Instructional design is often a career people fall into. When you scroll through comment sections online, you’ll see the same question from people interested in entering the field: Where do I learn instructional design skills?
While you might find a graduate degree or certificate useful (especially if you plan to work in higher education), it’ll depend on the industry you focus on. Even if you decide to hold off on the degree for now, there’s plenty of low-cost options to help you develop your skills.
Read a book
As a former library assistant, I feel obligated to mention the wealth of knowledge found in books. Goodreads has a great list of Popular Instructional Design Books.
When I read Tim Slade’s “eLearning Designer’s Handbook” as a new designer, I found it useful for thinking about how to organize my projects. But you don’t have to stick to industry-specific books. Instructional design pulls from multiple disciplines, so it’s a good idea to read books from related fields or learn from books far afield.
Read blogs and listen to podcasts
Blogs discuss trends, tackle current issues, and explore future possibilities. Whether written by a tool provider, industry leader, or instructional designer, blogs provide a wealth of information.
You’re not limited to reading blogs—developing your own blog around instructional design and eLearning topics lets you apply the ideas you’re learning. Model eLearning began as a way for our team to research and share our thoughts with the larger eLearning community.

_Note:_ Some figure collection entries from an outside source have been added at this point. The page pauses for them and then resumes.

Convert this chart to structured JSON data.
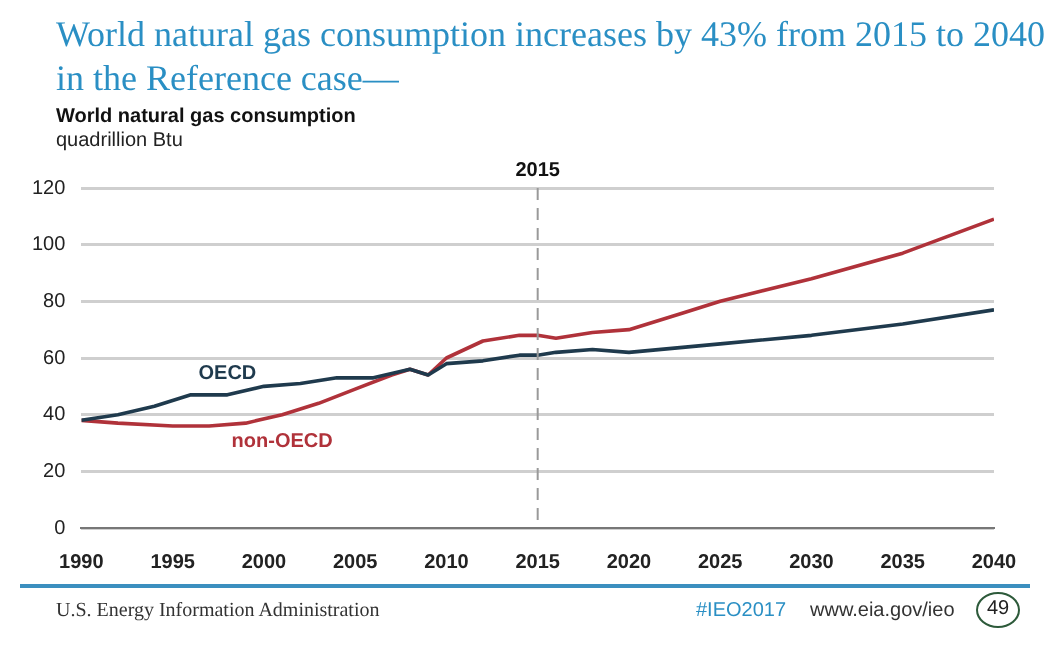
{
  "chart_data": {
    "type": "line",
    "title": "World natural gas consumption increases by 43% from 2015 to 2040 in the Reference case—",
    "subtitle": "World natural gas consumption",
    "ylabel": "quadrillion Btu",
    "series": [
      {
        "name": "OECD",
        "color": "#1f3a4d",
        "x": [
          1990,
          1992,
          1994,
          1996,
          1998,
          2000,
          2002,
          2004,
          2006,
          2008,
          2009,
          2010,
          2012,
          2014,
          2015,
          2016,
          2018,
          2020,
          2025,
          2030,
          2035,
          2040
        ],
        "values": [
          38,
          40,
          43,
          47,
          47,
          50,
          51,
          53,
          53,
          56,
          54,
          58,
          59,
          61,
          61,
          62,
          63,
          62,
          65,
          68,
          72,
          77
        ]
      },
      {
        "name": "non-OECD",
        "color": "#b0323a",
        "x": [
          1990,
          1992,
          1995,
          1997,
          1999,
          2001,
          2003,
          2005,
          2007,
          2008,
          2009,
          2010,
          2012,
          2014,
          2015,
          2016,
          2018,
          2020,
          2023,
          2025,
          2030,
          2035,
          2040
        ],
        "values": [
          38,
          37,
          36,
          36,
          37,
          40,
          44,
          49,
          54,
          56,
          54,
          60,
          66,
          68,
          68,
          67,
          69,
          70,
          76,
          80,
          88,
          97,
          109
        ]
      }
    ],
    "xlim": [
      1990,
      2040
    ],
    "xticks": [
      1990,
      1995,
      2000,
      2005,
      2010,
      2015,
      2020,
      2025,
      2030,
      2035,
      2040
    ],
    "ylim": [
      0,
      120
    ],
    "yticks": [
      0,
      20,
      40,
      60,
      80,
      100,
      120
    ],
    "grid": "y",
    "legend": false,
    "marker": "none",
    "line_style": "solid",
    "ref_lines": [
      {
        "axis": "x",
        "value": 2015,
        "label": "2015",
        "color": "#999999",
        "line_style": "dashed"
      }
    ],
    "annotations": [
      "U.S. Energy Information Administration",
      "#IEO2017",
      "www.eia.gov/ieo",
      "49"
    ]
  }
}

Similarly, podcasts focus on a variety of topics. I’ve subscribed to lots of podcasts, but I’ll admit I’ve yet to listen to most them (there’s only so much time in a day!). Still, I join TLDCast live whenever I can, and I plan to carve out some time in the near future to check out others.
Take a class, webinar, or tutorial
It’s easier than ever to learn technical skills with free tutorials and video explanations on various digital tools. YouTube has tons of tutorials to sharpen your tech skills. Or look for reasonably priced tutorials on LinkedIn Learning (formally Lynda.com), Udemy, Skillcrush, and many more.
Similarly, search for webinars related to training and development from tool providers or industry leaders. Or try a course from edX, Coursera, or NovoEd.
In addition to instructional design skills, consider picking up adjacent skills such as graphic design, video editing, technical writing, user experience design, etc.
Network and build relationships with other instructional designers
Whether you attend a bigger conference or a smaller regional or topical one, you’ll find a range of sessions and networking opportunities. Look for a conference that includes subjects or speakers relevant to your interests or industry. As an eLearning team for a university, our team benefited from attending higher education conferences like the MI OER Summit, e-Cornucopia, Accessible Learning Conference, and the Symposium on Universal Design for Instruction and Learning.
If you can’t make it to a conference, you can still network on social media or in an online community. Use the conference hashtag to learn from the Twitter back channel or follow hashtags related to instructional design.
Additionally, working with a mentor helps you take steps forward in your career. A good one will listen, help you focus on your goals, introduce you to others in the field, and provide feedback. It’s best to find someone who structures expectations and looks for consensus on how the mentoring sessions take place.
Create a portfolio
Portfolios let you show your experience and ability to apply instructional design skills. A hiring manager isn’t likely to employ someone who can’t prove they can do the job. Even if you haven’t joined the field yet, you can get experience by showing how you’d solve a problem. Designers for Learning is nonprofit providing a great way for you to build a portfolio and gain real-life experience.
Learning and development tends to attract lifelong learners. What’s your favorite place to learn instructional design skills?